1. ITV Report

# On this dull day, Jon Mitchell talks about sunshine, sunsets and blue skies.

At sunrise and sunset the sun is very low in the sky, which means that the sunlight we see has travelled through a much thicker amount of atmosphere. Because blue light is scattered more strongly by the atmosphere, it tends to be scattered several times and deflected away in other directions before it gets to us. This means that there is relatively more yellow and red light left for us to see.

The diagram above shows a simplified illustration of these effects. A person standing at position A would see a blue daytime sky, as there is plenty of blue light being scattered in all directions.

At position B, it is evening and a person standing here would see a familiar orange sunset because the blue light has mostly been scattered away in other directions, leaving the reds and yellows.

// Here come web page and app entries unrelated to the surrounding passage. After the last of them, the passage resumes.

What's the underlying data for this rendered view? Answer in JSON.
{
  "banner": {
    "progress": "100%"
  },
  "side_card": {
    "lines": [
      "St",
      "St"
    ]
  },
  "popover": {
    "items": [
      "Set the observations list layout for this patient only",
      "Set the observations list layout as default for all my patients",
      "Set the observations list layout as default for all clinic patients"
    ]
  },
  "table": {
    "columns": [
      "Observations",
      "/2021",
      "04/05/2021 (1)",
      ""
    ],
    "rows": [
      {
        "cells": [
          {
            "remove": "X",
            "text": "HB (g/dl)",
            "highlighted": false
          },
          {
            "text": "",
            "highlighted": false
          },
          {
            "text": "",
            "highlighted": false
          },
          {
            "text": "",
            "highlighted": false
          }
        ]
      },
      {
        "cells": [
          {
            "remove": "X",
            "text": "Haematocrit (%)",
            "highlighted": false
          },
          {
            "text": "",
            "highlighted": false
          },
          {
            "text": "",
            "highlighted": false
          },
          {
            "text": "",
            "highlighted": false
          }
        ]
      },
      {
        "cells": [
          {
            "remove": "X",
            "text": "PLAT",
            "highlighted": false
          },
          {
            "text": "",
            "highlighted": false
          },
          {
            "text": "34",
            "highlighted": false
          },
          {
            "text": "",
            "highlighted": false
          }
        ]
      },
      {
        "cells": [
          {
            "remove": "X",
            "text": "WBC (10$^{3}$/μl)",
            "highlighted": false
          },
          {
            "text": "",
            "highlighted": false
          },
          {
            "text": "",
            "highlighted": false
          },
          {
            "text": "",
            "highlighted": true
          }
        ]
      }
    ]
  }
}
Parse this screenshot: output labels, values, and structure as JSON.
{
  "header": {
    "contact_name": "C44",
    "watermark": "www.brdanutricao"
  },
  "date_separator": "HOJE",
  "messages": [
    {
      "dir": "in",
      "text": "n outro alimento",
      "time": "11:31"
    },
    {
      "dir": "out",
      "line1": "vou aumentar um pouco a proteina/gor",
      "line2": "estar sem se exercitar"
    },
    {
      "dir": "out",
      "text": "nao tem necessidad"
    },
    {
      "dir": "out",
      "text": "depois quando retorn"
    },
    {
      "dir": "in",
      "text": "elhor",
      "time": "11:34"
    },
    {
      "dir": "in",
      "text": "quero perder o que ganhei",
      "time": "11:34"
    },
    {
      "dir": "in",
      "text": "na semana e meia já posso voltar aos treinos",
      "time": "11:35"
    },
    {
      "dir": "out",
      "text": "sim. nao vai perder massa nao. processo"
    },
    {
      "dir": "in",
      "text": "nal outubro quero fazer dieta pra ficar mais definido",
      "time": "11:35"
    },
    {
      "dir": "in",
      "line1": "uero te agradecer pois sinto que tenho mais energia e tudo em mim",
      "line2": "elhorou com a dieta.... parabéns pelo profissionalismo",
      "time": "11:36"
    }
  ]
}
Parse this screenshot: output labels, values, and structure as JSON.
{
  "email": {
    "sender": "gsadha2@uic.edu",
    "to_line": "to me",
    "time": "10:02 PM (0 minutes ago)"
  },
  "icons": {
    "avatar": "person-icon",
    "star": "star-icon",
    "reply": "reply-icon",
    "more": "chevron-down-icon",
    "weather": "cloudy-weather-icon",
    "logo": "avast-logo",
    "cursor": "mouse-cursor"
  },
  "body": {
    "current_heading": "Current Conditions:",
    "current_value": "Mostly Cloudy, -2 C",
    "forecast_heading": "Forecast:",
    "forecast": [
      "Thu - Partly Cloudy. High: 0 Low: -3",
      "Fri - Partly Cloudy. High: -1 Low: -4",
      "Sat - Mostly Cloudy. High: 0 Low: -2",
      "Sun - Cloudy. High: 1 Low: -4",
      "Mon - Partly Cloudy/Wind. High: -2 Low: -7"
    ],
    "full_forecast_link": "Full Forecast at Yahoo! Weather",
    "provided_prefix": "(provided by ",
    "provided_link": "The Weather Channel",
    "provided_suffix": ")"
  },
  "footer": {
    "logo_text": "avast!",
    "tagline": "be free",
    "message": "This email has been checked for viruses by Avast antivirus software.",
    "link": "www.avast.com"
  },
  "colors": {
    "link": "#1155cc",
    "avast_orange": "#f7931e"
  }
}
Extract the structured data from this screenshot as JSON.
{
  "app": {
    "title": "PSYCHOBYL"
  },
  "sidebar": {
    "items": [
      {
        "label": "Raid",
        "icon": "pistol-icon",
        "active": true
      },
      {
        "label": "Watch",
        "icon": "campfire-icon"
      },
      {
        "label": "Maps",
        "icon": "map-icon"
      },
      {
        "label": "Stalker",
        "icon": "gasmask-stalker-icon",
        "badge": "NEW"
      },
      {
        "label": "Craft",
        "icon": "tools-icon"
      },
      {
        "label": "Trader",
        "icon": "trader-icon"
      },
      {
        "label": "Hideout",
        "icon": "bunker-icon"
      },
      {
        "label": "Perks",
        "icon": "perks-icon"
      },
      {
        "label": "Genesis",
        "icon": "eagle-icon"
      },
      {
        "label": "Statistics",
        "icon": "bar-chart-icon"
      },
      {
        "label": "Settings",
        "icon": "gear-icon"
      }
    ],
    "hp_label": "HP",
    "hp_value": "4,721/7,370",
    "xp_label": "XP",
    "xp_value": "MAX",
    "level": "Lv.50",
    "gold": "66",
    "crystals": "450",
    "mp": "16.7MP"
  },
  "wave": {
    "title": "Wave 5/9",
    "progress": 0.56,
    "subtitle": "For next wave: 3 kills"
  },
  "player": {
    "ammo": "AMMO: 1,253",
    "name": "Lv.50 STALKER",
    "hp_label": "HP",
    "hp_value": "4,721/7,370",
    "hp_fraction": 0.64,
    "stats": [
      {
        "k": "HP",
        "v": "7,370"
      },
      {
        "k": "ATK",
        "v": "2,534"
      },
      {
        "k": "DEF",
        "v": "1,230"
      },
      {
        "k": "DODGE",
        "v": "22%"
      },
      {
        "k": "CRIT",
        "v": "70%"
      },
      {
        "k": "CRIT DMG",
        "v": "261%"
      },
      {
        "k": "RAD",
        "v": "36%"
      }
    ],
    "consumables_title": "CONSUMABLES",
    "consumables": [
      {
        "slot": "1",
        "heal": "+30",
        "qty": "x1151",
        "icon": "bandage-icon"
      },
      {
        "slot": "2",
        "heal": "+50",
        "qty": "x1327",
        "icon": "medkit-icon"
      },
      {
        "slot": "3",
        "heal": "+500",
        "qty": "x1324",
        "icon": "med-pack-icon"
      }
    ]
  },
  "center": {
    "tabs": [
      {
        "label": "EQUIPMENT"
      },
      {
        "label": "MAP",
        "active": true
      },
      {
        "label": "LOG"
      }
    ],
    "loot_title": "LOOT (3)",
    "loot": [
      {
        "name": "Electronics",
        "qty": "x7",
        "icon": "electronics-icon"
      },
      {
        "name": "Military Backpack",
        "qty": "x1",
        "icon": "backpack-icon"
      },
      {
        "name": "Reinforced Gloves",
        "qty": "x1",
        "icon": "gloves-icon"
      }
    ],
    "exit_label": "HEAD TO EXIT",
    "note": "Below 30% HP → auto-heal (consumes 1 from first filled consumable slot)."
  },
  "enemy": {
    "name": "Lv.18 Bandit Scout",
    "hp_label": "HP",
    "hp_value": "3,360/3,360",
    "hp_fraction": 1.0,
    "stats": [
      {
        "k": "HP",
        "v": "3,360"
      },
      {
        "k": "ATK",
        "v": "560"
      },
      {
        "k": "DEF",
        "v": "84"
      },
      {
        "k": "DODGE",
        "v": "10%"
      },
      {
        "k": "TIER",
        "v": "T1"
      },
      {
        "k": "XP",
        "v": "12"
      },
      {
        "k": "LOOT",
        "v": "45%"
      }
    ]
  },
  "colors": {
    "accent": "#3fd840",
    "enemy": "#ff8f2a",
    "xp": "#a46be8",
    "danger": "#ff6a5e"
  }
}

So, this begs the question 'why is the sky blue?'

To understand why the sky is blue, we first need to understand a little bit about light. Although light from the sun looks white it is really made up of a spectrum of different colours, as we can see when they are spread out in a rainbow.

We can think of light as being a wave of energy, and different colours all have a different wavelength.

When the sun's light reaches the Earth's atmosphere it is scattered, or deflected, by the tiny molecules of gas (mostly nitrogen and oxygen) in the air.

Shorter wavelengths (violet and blue) are scattered the most strongly, so more of the blue light is scattered towards our eyes than the other colours. You might wonder why the sky doesn't actually look purple, since violet light is scattered even more strongly than blue. This is because there isn't as much violet in sunlight to start with, and our eyes are much more sensitive to blue. I'm afraid there's not much sunshine (or blue sky) around today (Wednesday) and I'm afraid there won't be much tomorrow either but at least when the clouds do break, you'll know why the sky is blue!